Silver Possible Mourning Ring Found On a Treasure Coast Shipwreck Beach.

I think this might be a mourning ring. Mourning rings often held a hair or something and were worn in memory of a deceased loved one. They were especially popular in Great Britain in the 17th through 19th centuries. Often there was an enameled skull somewhere on the ring.

The ring shown in the photo above is silver and seems to have glass over some other type of hard surface. Whatever was held under the glass has evidently deteriorated or disappeared. Sometimes there were miniature portraits under the glass.

It is one of those things that I don't know very much about. I've never personally seen a good similar example to go by.

Below is a photo of a mourning ring containing a woven hair pattern. Of course it has never been exposed to salt water and is in very good condition.

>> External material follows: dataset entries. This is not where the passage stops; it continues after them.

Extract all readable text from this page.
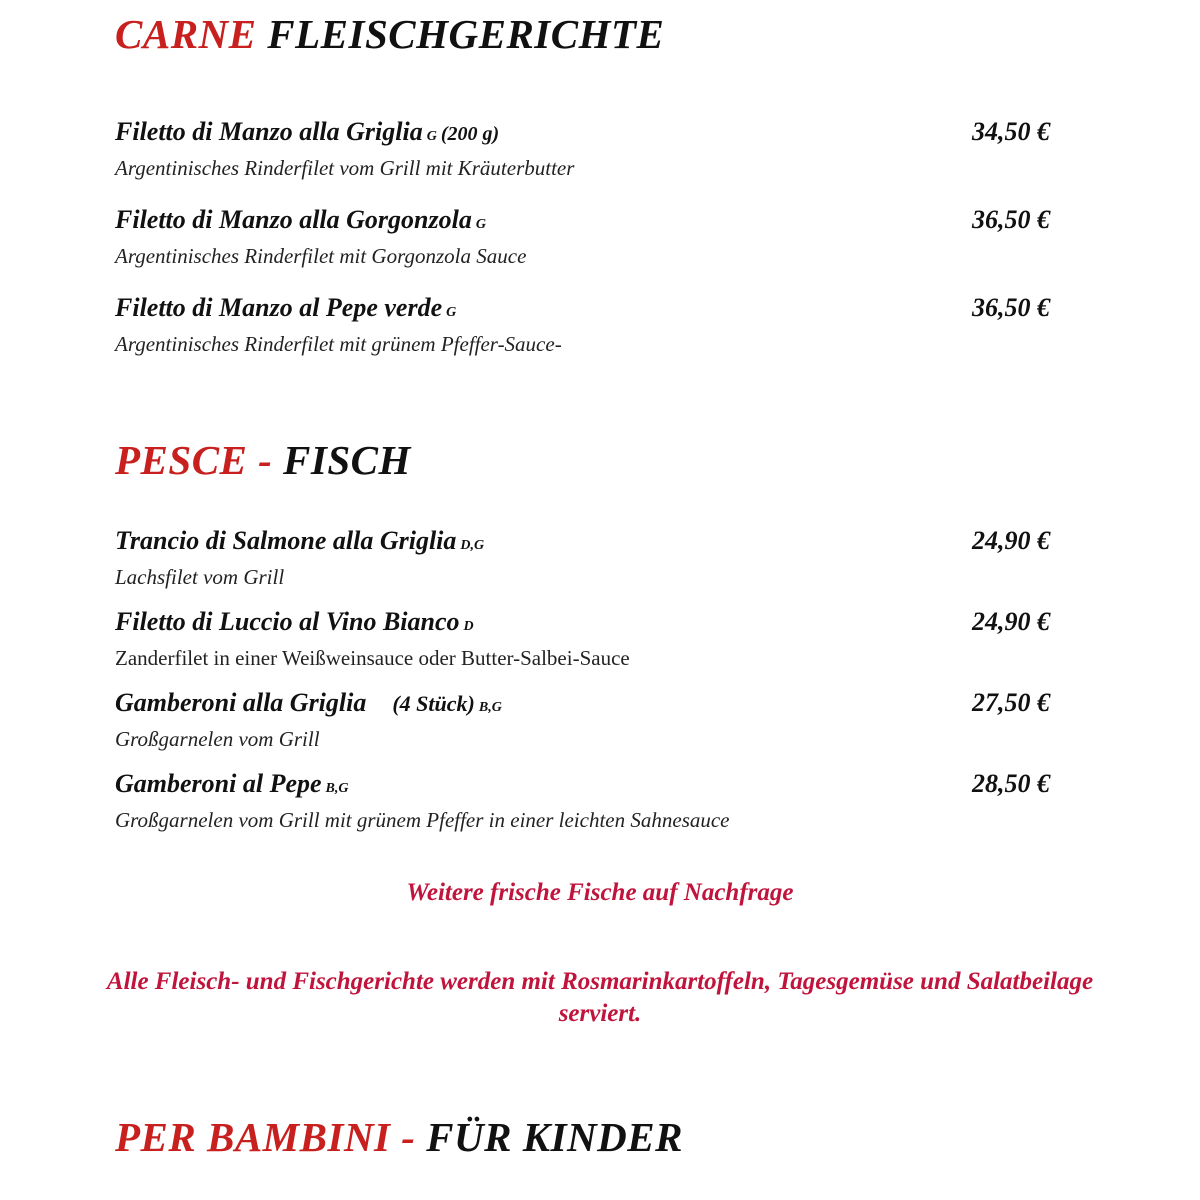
CARNE FLEISCHGERICHTE
Filetto di Manzo alla Griglia G (200 g)
Argentinisches Rinderfilet vom Grill mit Kräuterbutter
34,50 €
Filetto di Manzo alla Gorgonzola G
Argentinisches Rinderfilet mit Gorgonzola Sauce
36,50 €
Filetto di Manzo al Pepe verde G
Argentinisches Rinderfilet mit grünem Pfeffer-Sauce-
36,50 €
PESCE - FISCH
Trancio di Salmone alla Griglia D,G
Lachsfilet vom Grill
24,90 €
Filetto di Luccio al Vino Bianco D
Zanderfilet in einer Weißweinsauce oder Butter-Salbei-Sauce
24,90 €
Gamberoni alla Griglia (4 Stück) B,G
Großgarnelen vom Grill
27,50 €
Gamberoni al Pepe B,G
Großgarnelen vom Grill mit grünem Pfeffer in einer leichten Sahnesauce
28,50 €
Weitere frische Fische auf Nachfrage
Alle Fleisch- und Fischgerichte werden mit Rosmarinkartoffeln, Tagesgemüse und Salatbeilage serviert.
PER BAMBINI - FÜR KINDER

I just don't know about the above example - if it really is a mourning ring or not, and I don't know if it came from a wreck or not. I suspect not.

As always, if you have any thoughts on this I'd like to hear them.

Good Example of a Mourning Ring.

Have you ever heard of a coin that is worth more as a MS-65 than a Proof 65 coin. There is one. It is the 1877 Indian Head Cent. And in MS-65 conditions, worth about $13,000.

Check out your Indian Head finds.

If you'd like to know more about the 1877 and why it is so valuable, check out this link.

A few days ago I gave a link to a site that discussed some of the military training that took place on Hutchinson Island during WW II.

You can still see many signs of that activity. For one thing you'll see concrete foundations where watch towers or other structures once stood. There is one such foundation just north of John Brooks Park just south of the condos.

A variety of junk can be seen to litter the area there. Some of it has been picked up or covered up in recent years.

There is also a concrete foundation on the beach south of the condos I'd say a couple hundred yard or more that has been uncovered on a couple of occasions. People with PI detectors often mention that there detector goes crazy up there. It is because of the buried foundation and rebar.

You can see another concrete foundation about a hundred yards north of the Blind Creek access at the back of the beach. And there are a few others that I can think of.

That is to mention just a few.

There is one of the Treasure Coast shipwreck treasure beach maps now listed on ebay that has a bid and will conclude on Monday. One day remaining.

Not much has changed on the beaches the past few days and I don't have much new to say about that today. I'd still be checking out the low tide areas. Also you might want to hunt out some of those WWII sites. I showed a nice found canteen a few days ago.

I know I keep saying this but shipwreck cob hunting has to improve someday before long.

Until then watch for the non-metallic items and other artifacts.